Teilnahme auf. Die Befragung steht im Fortbildungsportal der KBV bereit

(https://cme.kbv.de/AIS-CME/home.seam). Nutzer, die dort noch nicht

registriert sind, melden sich mit ihrer lebenslangen Arztnummer an. So wird

sichergestellt, dass ausschließlich Vertragsärzte teilnehmen.

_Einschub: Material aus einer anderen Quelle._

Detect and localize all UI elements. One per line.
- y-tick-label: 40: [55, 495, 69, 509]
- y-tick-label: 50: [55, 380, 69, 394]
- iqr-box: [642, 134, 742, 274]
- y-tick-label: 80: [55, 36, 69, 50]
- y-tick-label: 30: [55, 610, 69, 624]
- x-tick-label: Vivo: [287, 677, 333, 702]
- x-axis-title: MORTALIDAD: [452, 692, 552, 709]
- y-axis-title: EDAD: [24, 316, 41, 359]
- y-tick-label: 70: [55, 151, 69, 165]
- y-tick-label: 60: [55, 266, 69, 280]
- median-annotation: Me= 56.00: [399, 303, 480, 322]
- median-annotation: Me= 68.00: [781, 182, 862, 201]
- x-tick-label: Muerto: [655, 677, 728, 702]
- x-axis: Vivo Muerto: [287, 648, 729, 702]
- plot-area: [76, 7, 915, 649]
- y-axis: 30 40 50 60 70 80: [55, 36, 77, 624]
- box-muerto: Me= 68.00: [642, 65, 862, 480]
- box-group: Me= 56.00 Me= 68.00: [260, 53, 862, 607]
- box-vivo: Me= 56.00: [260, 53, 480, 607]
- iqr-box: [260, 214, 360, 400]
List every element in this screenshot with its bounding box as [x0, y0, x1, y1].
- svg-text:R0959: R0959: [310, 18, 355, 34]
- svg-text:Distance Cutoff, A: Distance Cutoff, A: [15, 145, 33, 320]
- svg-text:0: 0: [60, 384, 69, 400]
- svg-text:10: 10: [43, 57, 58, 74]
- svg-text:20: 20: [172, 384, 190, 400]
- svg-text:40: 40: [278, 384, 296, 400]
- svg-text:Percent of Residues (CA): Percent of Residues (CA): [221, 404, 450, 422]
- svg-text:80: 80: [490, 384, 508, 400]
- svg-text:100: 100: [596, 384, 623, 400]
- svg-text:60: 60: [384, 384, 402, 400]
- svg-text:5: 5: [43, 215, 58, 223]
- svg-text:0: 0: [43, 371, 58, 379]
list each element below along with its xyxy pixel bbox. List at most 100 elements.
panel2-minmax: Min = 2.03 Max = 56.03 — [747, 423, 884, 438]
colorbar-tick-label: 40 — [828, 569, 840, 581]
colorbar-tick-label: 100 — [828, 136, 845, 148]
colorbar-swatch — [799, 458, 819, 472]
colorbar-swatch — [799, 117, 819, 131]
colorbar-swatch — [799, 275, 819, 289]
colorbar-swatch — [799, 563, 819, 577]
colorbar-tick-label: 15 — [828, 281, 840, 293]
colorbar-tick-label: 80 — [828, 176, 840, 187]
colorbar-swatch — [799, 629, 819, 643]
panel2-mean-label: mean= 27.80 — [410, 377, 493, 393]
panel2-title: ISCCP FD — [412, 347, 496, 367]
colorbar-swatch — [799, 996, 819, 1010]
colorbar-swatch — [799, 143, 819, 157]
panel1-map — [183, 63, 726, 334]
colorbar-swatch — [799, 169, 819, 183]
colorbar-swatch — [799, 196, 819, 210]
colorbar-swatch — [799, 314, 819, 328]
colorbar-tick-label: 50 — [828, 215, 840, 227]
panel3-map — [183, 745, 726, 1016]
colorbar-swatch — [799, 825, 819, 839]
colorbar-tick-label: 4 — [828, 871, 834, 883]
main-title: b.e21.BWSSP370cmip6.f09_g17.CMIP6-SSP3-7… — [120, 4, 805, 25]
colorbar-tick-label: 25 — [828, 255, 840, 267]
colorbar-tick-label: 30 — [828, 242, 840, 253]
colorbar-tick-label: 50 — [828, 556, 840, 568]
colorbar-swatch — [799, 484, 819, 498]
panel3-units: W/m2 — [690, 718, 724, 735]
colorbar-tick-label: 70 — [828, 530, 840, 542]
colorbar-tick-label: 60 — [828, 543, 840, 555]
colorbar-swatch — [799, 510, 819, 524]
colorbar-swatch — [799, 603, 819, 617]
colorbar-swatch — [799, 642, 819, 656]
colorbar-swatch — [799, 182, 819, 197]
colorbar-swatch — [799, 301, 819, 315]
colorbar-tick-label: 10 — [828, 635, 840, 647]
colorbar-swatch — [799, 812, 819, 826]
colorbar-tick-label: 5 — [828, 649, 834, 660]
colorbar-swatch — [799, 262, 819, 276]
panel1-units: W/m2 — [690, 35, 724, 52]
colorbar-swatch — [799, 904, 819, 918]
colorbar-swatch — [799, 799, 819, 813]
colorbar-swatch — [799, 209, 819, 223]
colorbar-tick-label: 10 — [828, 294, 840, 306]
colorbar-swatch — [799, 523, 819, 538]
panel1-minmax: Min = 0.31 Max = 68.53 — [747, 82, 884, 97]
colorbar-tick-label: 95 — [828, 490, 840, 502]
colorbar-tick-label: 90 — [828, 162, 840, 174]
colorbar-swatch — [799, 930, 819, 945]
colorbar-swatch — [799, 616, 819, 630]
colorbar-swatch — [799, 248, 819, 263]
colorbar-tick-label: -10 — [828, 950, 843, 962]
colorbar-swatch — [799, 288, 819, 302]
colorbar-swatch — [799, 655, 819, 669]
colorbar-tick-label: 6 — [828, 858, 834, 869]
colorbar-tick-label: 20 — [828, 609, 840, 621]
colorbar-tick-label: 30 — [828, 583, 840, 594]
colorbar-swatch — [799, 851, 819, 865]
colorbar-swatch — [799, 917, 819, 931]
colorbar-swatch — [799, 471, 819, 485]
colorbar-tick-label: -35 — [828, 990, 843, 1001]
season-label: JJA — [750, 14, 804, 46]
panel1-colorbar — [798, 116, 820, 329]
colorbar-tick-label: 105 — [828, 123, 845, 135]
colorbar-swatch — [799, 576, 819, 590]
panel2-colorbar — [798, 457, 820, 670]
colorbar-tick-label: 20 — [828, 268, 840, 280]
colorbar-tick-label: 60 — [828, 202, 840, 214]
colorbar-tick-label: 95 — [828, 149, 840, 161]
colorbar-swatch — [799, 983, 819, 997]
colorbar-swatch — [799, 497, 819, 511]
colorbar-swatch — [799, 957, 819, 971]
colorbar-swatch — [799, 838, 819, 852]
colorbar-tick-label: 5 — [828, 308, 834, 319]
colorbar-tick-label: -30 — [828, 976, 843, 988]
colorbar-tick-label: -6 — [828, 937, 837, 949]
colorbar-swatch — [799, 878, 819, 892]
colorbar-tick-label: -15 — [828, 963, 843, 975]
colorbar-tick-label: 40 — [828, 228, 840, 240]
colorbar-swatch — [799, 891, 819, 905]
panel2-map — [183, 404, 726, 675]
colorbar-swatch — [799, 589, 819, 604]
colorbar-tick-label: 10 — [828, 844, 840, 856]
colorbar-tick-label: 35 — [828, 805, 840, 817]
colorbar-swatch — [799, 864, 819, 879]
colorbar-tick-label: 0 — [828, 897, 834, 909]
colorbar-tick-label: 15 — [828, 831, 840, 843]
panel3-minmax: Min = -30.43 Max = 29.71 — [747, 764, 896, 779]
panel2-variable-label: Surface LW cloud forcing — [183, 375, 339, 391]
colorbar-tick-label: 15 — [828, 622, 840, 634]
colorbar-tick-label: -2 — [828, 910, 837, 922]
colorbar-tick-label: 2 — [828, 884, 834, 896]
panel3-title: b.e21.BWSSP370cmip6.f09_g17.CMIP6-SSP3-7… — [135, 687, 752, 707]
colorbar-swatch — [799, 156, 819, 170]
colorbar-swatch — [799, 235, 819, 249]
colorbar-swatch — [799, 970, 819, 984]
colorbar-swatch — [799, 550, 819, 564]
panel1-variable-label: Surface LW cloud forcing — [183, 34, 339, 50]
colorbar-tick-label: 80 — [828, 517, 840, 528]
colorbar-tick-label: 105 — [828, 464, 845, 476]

Die Umfrage wird selbstverständlich anonymisiert

durchgeführt und ausgewertet. Die Angabe von LANR, Name und E-Mail-Adresse dient

ausschließlich der Zugangsregulierung. Diese Daten werden von der KBV weder

gespeichert noch mit den Ergebnissen der Umfrage in Verbindung gebracht.

Hintergrund zur Befragung

Dauerhaft schwer kranke Patienten können Heilmittel wie

Physiotherapie unter Umständen langfristig von ihrer Krankenkasse genehmigt

bekommen. Zur Vereinfachung des Genehmigungsverfahrens haben die KBV und der

GKV-Spitzenverband die genannte Vereinbarung geschlossen. Sie trat am 1. Januar

2013 in Kraft und enthält Diagnosen, die per se einen langfristigen

Heilmittelbedarf begründen, wenn die Krankenkasse des Patienten auf das

Genehmigungsverfahren verzichtet.

Die Vertragspartner wollen die Regelungen jährlich

überprüfen, um sie dem Versorgungsbedarf anzupassen. Da Vertragsärzte durch den

direkten Patientenkontakt am besten einschätzen können, wo Verbesserungsbedarf

besteht, will die KBV beispielsweise wissen, ob die definierte Diagnoseliste

ausreichend ist oder weitere Diagnosen aufgenommen werden.